After last week’s Federal Open Market Committee meeting, Barclays moved up its expectations for the Fed to begin slowing its asset purchases to November from January. Expectations for tapering to start first, then potential rate hikes in 2023 isn’t weighing too heavily on the U.S. stock market this week, with the Nasdaq Composite
COMP,
+0.69%

and S&P 500
SPX,
+0.58%

indexes closing at fresh records Thursday.

“I think investors should look past it,” said Brent Schutte, chief investment strategist at Northwestern Mutual Wealth Management Co., in a phone interview Thursday. “The bias of the Fed is to remain easy.”
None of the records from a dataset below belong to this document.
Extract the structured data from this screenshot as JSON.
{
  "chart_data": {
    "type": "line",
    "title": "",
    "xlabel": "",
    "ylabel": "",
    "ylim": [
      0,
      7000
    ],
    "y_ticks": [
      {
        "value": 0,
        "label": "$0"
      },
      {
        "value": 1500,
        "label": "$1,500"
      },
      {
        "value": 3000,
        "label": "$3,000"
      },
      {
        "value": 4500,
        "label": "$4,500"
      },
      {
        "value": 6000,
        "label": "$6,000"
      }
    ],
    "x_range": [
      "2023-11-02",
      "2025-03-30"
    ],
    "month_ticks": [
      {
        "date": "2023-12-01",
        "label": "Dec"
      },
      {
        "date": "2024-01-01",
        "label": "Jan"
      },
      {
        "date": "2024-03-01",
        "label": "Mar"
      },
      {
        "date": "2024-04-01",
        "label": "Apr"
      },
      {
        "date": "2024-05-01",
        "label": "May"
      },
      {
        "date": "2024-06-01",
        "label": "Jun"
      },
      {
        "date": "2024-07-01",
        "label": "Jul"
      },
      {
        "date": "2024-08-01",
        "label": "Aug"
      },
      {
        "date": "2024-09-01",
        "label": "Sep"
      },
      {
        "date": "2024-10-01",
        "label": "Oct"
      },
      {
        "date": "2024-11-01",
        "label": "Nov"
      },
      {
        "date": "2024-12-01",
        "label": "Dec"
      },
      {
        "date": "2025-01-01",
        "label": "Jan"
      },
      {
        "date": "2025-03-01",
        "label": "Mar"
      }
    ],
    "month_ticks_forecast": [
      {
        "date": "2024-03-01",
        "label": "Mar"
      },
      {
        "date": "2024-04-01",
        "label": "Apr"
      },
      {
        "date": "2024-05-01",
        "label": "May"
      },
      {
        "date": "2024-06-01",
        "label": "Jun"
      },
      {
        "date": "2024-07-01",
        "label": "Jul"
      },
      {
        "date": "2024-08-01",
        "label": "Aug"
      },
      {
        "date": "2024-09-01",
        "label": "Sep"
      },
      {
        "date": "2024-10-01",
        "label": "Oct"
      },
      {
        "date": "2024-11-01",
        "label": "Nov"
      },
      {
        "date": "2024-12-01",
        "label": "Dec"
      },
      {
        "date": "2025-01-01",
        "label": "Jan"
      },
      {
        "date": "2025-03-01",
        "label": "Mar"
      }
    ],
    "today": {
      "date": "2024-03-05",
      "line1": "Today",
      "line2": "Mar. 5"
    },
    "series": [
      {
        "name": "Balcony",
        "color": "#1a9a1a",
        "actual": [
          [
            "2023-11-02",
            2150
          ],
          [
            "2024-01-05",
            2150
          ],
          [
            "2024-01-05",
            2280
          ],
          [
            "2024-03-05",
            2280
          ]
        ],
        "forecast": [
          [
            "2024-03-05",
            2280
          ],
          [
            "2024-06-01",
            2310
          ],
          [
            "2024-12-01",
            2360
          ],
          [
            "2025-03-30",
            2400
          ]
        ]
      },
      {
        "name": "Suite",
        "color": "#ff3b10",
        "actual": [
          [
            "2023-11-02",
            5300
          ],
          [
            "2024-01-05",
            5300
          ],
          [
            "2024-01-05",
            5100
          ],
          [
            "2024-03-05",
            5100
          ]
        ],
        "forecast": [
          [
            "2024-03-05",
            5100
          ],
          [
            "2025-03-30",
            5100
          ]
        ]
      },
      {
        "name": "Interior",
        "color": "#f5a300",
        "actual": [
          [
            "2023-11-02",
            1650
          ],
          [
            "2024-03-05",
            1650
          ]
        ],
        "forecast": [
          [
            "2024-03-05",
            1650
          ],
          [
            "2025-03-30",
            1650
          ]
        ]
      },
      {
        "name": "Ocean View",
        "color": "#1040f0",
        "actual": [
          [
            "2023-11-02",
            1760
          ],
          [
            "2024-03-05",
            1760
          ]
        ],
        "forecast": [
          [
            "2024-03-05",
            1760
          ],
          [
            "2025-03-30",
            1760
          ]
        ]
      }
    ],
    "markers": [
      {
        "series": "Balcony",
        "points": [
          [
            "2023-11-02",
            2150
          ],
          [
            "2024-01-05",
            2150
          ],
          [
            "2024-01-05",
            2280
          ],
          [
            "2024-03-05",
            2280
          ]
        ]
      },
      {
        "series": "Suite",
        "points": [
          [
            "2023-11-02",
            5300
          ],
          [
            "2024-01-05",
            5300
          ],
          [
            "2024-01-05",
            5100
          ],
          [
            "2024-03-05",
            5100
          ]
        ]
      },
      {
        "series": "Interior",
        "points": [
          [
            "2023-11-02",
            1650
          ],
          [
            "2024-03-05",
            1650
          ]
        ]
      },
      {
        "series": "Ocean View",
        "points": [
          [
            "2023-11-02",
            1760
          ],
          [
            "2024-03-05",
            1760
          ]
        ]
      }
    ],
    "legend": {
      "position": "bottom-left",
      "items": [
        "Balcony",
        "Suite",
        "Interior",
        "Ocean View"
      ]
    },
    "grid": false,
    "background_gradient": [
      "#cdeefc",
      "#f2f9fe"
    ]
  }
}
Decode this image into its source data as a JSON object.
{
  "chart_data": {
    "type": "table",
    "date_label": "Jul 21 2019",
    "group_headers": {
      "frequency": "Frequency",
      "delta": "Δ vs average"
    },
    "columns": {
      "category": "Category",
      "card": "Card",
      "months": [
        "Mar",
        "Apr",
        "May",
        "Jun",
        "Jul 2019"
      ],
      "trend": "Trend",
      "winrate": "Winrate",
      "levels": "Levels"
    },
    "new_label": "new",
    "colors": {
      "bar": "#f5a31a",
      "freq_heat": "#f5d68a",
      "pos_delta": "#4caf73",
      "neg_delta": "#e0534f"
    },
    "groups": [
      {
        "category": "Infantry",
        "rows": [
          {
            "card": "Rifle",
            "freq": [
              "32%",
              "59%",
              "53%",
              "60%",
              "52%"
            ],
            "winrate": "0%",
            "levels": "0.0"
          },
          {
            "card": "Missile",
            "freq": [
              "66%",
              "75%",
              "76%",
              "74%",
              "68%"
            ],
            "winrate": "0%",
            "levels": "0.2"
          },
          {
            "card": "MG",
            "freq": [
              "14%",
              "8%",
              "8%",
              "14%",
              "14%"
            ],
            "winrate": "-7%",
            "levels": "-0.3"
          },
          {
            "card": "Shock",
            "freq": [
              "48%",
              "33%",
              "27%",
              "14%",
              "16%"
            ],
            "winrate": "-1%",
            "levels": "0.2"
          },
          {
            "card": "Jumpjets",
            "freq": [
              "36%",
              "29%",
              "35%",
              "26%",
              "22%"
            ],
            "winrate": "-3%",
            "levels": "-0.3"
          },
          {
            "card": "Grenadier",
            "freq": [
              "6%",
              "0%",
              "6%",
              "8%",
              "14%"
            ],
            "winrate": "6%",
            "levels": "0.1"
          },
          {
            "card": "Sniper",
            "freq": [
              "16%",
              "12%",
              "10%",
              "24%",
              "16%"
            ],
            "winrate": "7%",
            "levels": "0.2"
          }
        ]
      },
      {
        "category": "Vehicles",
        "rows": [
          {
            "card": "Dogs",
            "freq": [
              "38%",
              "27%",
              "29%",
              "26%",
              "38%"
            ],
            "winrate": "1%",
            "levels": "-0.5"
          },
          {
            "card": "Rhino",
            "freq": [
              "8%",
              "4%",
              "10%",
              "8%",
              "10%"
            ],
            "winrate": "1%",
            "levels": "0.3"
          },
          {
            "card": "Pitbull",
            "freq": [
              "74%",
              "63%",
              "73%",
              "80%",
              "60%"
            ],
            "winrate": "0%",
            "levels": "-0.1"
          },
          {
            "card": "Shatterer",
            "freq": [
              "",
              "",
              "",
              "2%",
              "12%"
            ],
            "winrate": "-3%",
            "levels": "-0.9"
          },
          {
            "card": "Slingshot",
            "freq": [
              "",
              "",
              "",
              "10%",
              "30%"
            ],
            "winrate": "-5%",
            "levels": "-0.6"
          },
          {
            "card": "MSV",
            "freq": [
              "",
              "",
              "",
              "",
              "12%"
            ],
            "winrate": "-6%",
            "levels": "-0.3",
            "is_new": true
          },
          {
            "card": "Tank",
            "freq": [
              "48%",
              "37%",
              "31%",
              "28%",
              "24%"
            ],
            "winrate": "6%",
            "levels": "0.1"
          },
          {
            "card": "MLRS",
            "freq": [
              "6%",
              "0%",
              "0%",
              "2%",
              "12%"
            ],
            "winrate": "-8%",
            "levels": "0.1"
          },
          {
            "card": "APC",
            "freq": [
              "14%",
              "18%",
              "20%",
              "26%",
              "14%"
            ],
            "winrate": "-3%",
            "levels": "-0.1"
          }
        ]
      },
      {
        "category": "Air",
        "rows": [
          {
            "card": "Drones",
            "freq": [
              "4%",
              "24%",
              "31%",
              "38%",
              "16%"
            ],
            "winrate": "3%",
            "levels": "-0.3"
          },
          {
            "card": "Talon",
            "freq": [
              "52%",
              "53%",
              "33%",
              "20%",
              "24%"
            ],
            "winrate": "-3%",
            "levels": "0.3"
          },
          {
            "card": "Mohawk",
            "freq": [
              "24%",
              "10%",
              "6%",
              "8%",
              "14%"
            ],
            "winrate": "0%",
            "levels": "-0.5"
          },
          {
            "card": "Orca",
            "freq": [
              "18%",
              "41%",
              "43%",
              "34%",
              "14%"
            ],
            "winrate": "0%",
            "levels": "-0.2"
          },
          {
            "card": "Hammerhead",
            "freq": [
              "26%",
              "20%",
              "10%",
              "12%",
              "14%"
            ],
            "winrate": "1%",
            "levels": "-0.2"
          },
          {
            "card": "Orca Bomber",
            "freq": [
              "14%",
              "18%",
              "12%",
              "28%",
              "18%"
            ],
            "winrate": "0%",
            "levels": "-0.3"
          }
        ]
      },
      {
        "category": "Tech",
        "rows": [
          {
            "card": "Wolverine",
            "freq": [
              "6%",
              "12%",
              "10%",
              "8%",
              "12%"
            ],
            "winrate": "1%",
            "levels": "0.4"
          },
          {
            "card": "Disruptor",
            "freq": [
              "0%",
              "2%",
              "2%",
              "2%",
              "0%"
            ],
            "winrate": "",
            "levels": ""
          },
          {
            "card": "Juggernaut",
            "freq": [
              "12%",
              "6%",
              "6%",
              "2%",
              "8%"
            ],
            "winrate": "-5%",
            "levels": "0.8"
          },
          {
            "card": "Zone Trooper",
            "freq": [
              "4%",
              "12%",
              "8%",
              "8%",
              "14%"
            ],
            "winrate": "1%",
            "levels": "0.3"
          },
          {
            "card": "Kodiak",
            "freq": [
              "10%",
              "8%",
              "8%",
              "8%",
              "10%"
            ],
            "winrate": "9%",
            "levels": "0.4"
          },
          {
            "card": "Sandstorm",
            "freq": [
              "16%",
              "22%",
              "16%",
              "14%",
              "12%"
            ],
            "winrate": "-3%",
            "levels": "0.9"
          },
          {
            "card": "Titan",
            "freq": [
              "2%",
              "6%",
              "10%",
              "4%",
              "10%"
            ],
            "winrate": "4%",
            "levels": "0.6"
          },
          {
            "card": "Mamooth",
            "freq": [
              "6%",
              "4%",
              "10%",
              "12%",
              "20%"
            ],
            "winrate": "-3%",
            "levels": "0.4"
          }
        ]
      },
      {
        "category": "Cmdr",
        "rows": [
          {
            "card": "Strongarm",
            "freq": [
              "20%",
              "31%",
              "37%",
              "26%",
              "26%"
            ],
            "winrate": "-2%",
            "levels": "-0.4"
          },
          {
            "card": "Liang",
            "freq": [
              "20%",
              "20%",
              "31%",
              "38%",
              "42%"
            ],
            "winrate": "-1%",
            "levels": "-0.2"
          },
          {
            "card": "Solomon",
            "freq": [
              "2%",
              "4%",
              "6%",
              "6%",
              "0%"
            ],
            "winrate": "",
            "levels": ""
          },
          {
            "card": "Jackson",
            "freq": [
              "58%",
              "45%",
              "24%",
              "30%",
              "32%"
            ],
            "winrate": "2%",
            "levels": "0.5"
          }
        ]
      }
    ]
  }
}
The S&P 500 index rose 0.6% Thursday to close at a record 4,266.49, its first since June 14. Barclays has the U.S. stock benchmark forecast to end this year even higher, at 4,400.

Under its baseline scenario in equities, Barclays anticipates a “very muted reaction” to the taper announcement it sees coming on the back of “careful communication from the Fed over the summer” and a gradually strengthening labor market, according to the report. “In this environment, equities are likely to continue to eke out positive but unexciting gains over the summer into the announcement, with relatively low volatility,” the bank’s analysts predicted.

See: ‘Nice underpinning to the market’: Buybacks may prop stock market rattled after Fed meeting

The stock market has bounced back from declines seen after the FOMC meeting last week, with Barclays analysts expecting that the rotation away from reflation trades toward more balanced, broad-market leadership will continue in U.S. equities. 

“The bull-flattening of the yield curve post-Fed has made longer duration equities more attractive again,” the analysts said. “The view that inflation will be contained lowers the requirement to hold inflation hedges such as miners, energy or banks.”

Growth stocks have been gaining ground since the Fed concluded its two-day meeting on June 16, according to FactSet data. But the Russell 1000 Value index
RLV,
+0.68%

still remains ahead this year, with its 15.8% return, based on Thursday afternoon trading, outperforming the Russell 1000 Growth index’s
RLG,
+0.54%

11.2% gain for 2021.

Schutte said that Northwestern Mutual clients keep inquiring about tech stocks, though he thinks cyclical trades remain the way to go as the U.S. economy will continue to strengthen. He worries about high valuations within the tech sector, and said many investors have become too comfortable with growth stocks after their outperformance during and before the pandemic. 

Exposure to sectors tied to the reflation trade are still warranted to “hedge the tail risk” of a continued rise in inflation, according to Barclays’s baseline scenario. “But also because long bond yields should rebound as investors get more comfortable with the growth outlook,” the bank’s analysts said.

Read: Treasury yields mixed following U.S. jobless claims, durable-goods, GDP reports

The long end of the yield curve could see a rise as the Fed begins to slow its monthly bond purchases, said David Norris, head of U.S. credit at TwentyFour Asset Management, in a phone interview. But a taper tantrum, as seen in 2013, is unlikely to be repeated, said Norris, as he expects the Fed will carefully avoid catching the market by surprise this time around.

Even before the FOMC meeting, market participants were expecting the Fed to begin tapering in early 2022 and finish that same year, the Barclays report shows. 

Meanwhile, company earnings may become a bigger driver of stock performance this year.

“In this more ‘mid-cycle’ equity environment, earnings fundamentals, rather than big macro/liquidity moves, are likely to drive sector performance,” the Barclays analysts said. “This will be true in the run up to, and after, the taper announcement.”